A começar pelo fato de que ambas são obras "realistas". O livro de Flaubert é um marco do Realismo francês. E Chabrol, vindo da nouvelle vague, escola que simpatiza com o neorrealismo italiano, carrega também essa tendência. Assim, seu filme se distancia do romantismo do trabalho de Minnelli. Sem falar que Chabrol já tinha experiência em filmes sobre mulheres fortes. Mas o que me deixou mais impressionado na semelhança entre a obra literária e a adaptação fílmica foi o fato de que ambos os autores ficaram doentes quando escreveram/filmaram o momento da agonia e morte de Emma Bovary.

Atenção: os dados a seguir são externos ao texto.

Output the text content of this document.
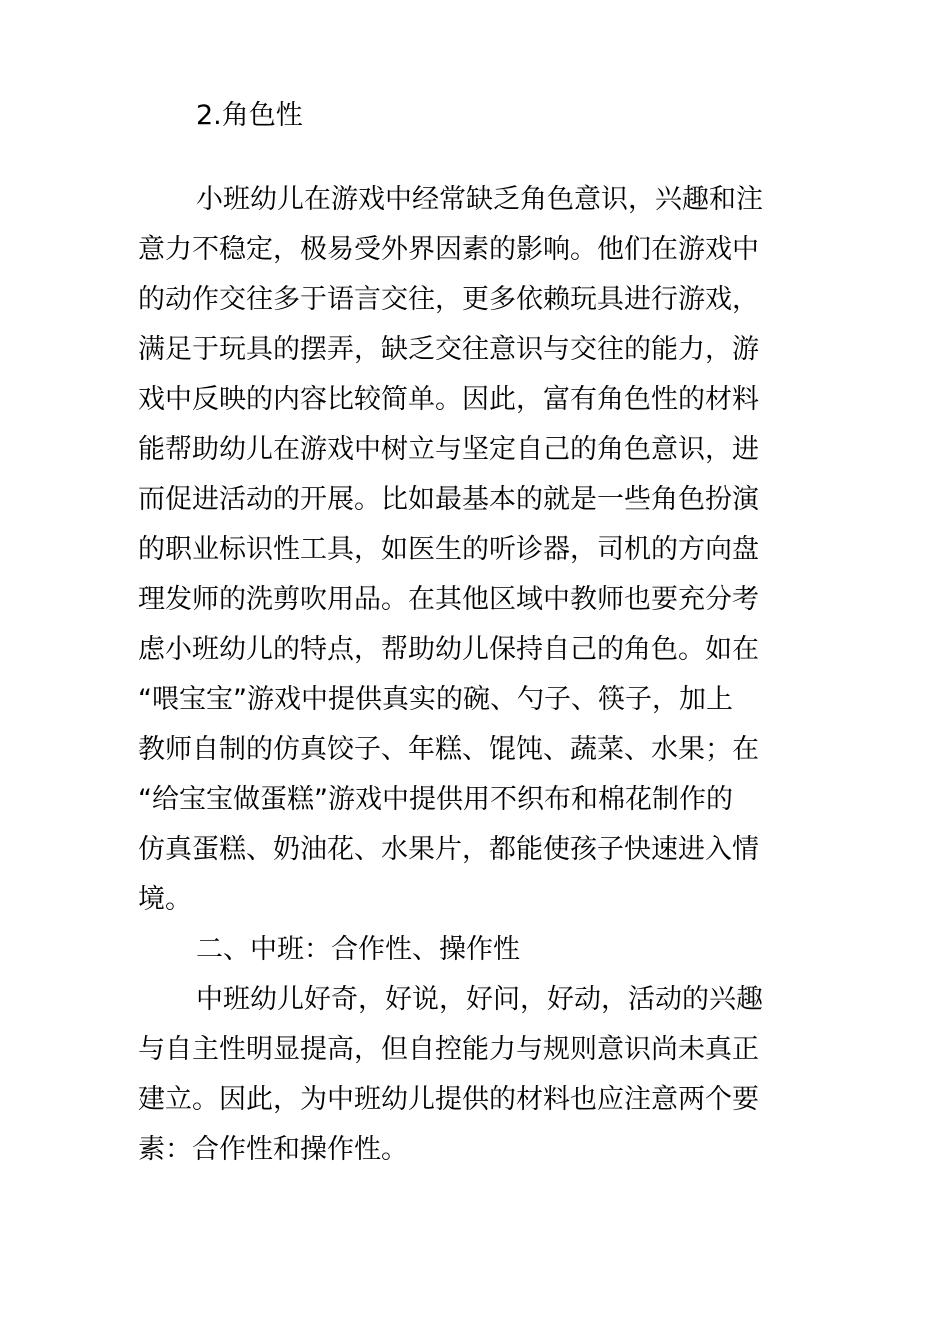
2.角色性
小班幼儿在游戏中经常缺乏角色意识，兴趣和注
意力不稳定，极易受外界因素的影响。他们在游戏中
的动作交往多于语言交往，更多依赖玩具进行游戏，
满足于玩具的摆弄，缺乏交往意识与交往的能力，游
戏中反映的内容比较简单。因此，富有角色性的材料
能帮助幼儿在游戏中树立与坚定自己的角色意识，进
而促进活动的开展。比如最基本的就是一些角色扮演
的职业标识性工具，如医生的听诊器，司机的方向盘
理发师的洗剪吹用品。在其他区域中教师也要充分考
虑小班幼儿的特点，帮助幼儿保持自己的角色。如在
“喂宝宝”游戏中提供真实的碗、勺子、筷子，加上
教师自制的仿真饺子、年糕、馄饨、蔬菜、水果；在
“给宝宝做蛋糕”游戏中提供用不织布和棉花制作的
仿真蛋糕、奶油花、水果片，都能使孩子快速进入情
境。
二、中班：合作性、操作性
中班幼儿好奇，好说，好问，好动，活动的兴趣
与自主性明显提高，但自控能力与规则意识尚未真正
建立。因此，为中班幼儿提供的材料也应注意两个要
素：合作性和操作性。
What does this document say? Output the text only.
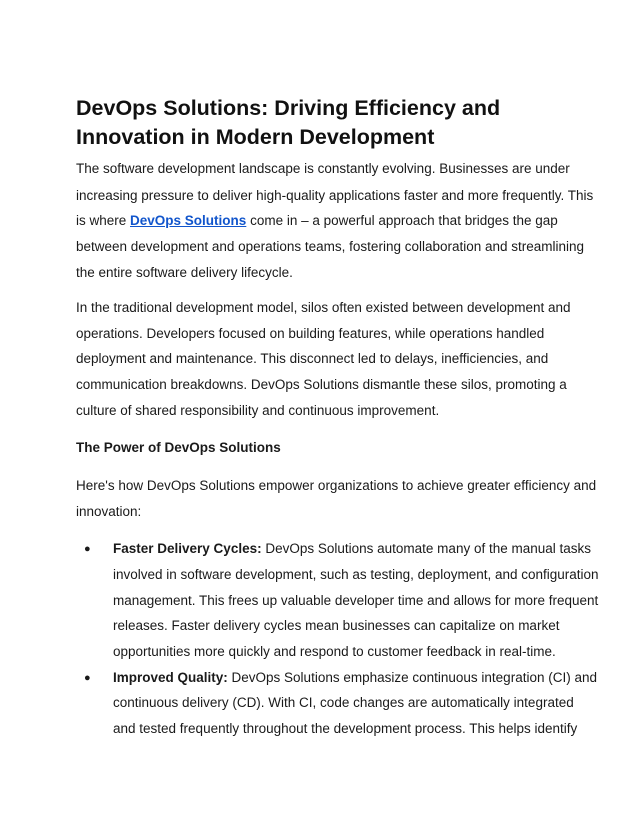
DevOps Solutions: Driving Efficiency and
Innovation in Modern Development
The software development landscape is constantly evolving. Businesses are under
increasing pressure to deliver high-quality applications faster and more frequently. This
is where DevOps Solutions come in – a powerful approach that bridges the gap
between development and operations teams, fostering collaboration and streamlining
the entire software delivery lifecycle.
In the traditional development model, silos often existed between development and
operations. Developers focused on building features, while operations handled
deployment and maintenance. This disconnect led to delays, inefficiencies, and
communication breakdowns. DevOps Solutions dismantle these silos, promoting a
culture of shared responsibility and continuous improvement.
The Power of DevOps Solutions
Here's how DevOps Solutions empower organizations to achieve greater efficiency and
innovation:
● Faster Delivery Cycles: DevOps Solutions automate many of the manual tasks
involved in software development, such as testing, deployment, and configuration
management. This frees up valuable developer time and allows for more frequent
releases. Faster delivery cycles mean businesses can capitalize on market
opportunities more quickly and respond to customer feedback in real-time.
● Improved Quality: DevOps Solutions emphasize continuous integration (CI) and
continuous delivery (CD). With CI, code changes are automatically integrated
and tested frequently throughout the development process. This helps identify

Conta-se que Flaubert sentiu o gosto de arsênico na boca quando escreveu sobre o suicídio de Emma e ficou doente. O mesmo aconteceu com Chabrol, que também adoeceu depois de ter filmado essa sequência. E ao contrário das outras adaptações, MADAME BOVARY, de Chabrol, é muito feliz em sua tentativa de reproduzir toda a agonia e dor da personagem, através de pontos de vista dela e daqueles que estão ao seu redor. Não é tão impactante quanto no romance, mas acredito que é o mais próximo que alguém já conseguiu chegar.
Outro acerto imenso do filme é a presença magistral de Isabelle Huppert vivendo Emma. A atriz possui algo de camaleônico. Sabe se mostrar quase invisível, como uma mulher comum, nos momentos necessários para a trama; e sabe se transformar numa dama exuberante nos momentos extremos de alegria e paixão. A atriz se mostra fria para com o marido, mas o filme tem um cuidado para não torná-la demasiado perversa com Charles. Que aqui mais se aproxima do personagem literário, alheio ao que se passa na vida da mulher.
Chabrol, assim como Minnelli, e diferente de Jean Renoir, utiliza a narração em voice-over, numa voz masculina, com textos aparentemente retirados diretamente do romance de Flaubert. Essa narração só intervém quando necessário, como que para dar ao filme, que já carrega em si o tempo presente, o pretérito imperfeito do romance. Há também um cuidado com o uso do figurino de Emma, de acordo com a situação e evolução da personagem. Ela começa usando um vestido branco e vai escurecendo, erotizando e sofisticando seus trajes à medida que a trama se desenrola. São detalhes como esse que enobrecem a obra de Chabrol, esse gigante do cinema francês, que deixou um legado de mais de sessenta filmes a serem degustados por gerações de cinéfilos.